Foto: picture alliance/AP Photo/Muhammed Muheisen
Bashar Al Assad masih berkuasa di Suriah
Penguasa yang mampu bertahan dari gelombang "Musim Semi Arab" adalah Bashar Al Assad di Suriah. Sekalipun daerah kekuasaannya makin kecil dan banyak kota yang hancur oleh perang berkepanjangan. Rezim di Damaskus mendapat dukungan dari Iran dan Rusia dan berhasil memukul mundur kubu pemberontak dari semua kota yang sempat mereka kuasai. hp/yp (dari berbagai sumber)
Foto: picture alliance/dpa
8 foto1 | 8
Keberadaan pasukan asing merupakan rintangan terbesar bagi perdamaian. Menurut PBB, hingga kini sebanyak 20.000 pasukan bayaran dan gerilyawan asing masih bercokol di Libya.
Di antaranya juga terdapat serdadu Rusia yang disewa perusahaan keamanan swasta, Wagner. Menurut Komando Amerika Serikat di Afrika (AFCOM), Wagner memiliki 2.000 tentara bayaran di Sirte dan Jufra.
Bersama Mesir, Prancis dan Uni Emirat Arab, pemerintah di Moskow giat menyokong pasukan Haftar.
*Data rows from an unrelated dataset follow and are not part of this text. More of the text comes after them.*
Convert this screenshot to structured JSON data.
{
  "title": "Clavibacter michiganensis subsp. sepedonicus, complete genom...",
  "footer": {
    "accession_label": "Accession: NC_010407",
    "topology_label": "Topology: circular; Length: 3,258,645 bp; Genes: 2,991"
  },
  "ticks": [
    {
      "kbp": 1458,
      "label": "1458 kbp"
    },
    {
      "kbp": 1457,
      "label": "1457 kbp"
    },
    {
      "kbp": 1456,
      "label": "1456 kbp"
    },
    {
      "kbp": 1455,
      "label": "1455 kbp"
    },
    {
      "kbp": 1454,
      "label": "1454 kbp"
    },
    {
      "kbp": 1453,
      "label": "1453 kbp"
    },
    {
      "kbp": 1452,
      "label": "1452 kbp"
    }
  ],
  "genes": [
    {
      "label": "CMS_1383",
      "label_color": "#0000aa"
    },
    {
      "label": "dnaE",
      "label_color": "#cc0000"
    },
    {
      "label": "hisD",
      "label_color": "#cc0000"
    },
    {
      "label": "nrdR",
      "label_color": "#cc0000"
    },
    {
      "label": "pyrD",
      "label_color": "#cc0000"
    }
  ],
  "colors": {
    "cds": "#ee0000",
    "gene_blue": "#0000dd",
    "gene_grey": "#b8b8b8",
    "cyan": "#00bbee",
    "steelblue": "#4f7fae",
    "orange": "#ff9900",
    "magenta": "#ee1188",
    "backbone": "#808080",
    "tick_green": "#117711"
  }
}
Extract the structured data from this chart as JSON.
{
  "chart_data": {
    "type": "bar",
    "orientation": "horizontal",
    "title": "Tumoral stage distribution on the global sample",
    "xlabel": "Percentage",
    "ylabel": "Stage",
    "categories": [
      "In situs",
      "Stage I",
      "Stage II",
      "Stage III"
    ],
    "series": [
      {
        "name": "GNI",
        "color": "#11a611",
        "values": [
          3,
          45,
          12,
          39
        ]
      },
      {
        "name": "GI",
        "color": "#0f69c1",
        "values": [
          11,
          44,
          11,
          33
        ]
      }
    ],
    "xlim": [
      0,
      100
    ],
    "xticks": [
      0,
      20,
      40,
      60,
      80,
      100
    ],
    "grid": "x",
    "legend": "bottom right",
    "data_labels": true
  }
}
Adapun GNU baru mampu mengimbangi rival di timur berkat intervensi militer Turki. Hingga kini Ankara masih menempatkan ratusan serdadunya untuk mengamankan Tripoli.
Dua pekan lalu, Ketua Senat Libya, al-Misri, diundang oleh Kemenlu Turki untuk membahas proses penyelenggaraan pemilu. Bisa diduga, desakan menunda pemilu sudah dikonsultasikan dengan Ankara.
Namun begitu, Amerika Serikat yang sudah hengkang, namun masih bekerjasama dengan GNU, bersikeras menilai pemilihan umum sebagai "kesempatan terbaik dalam satu dekade terakhir bagi Libya untuk mengakhiri perang.”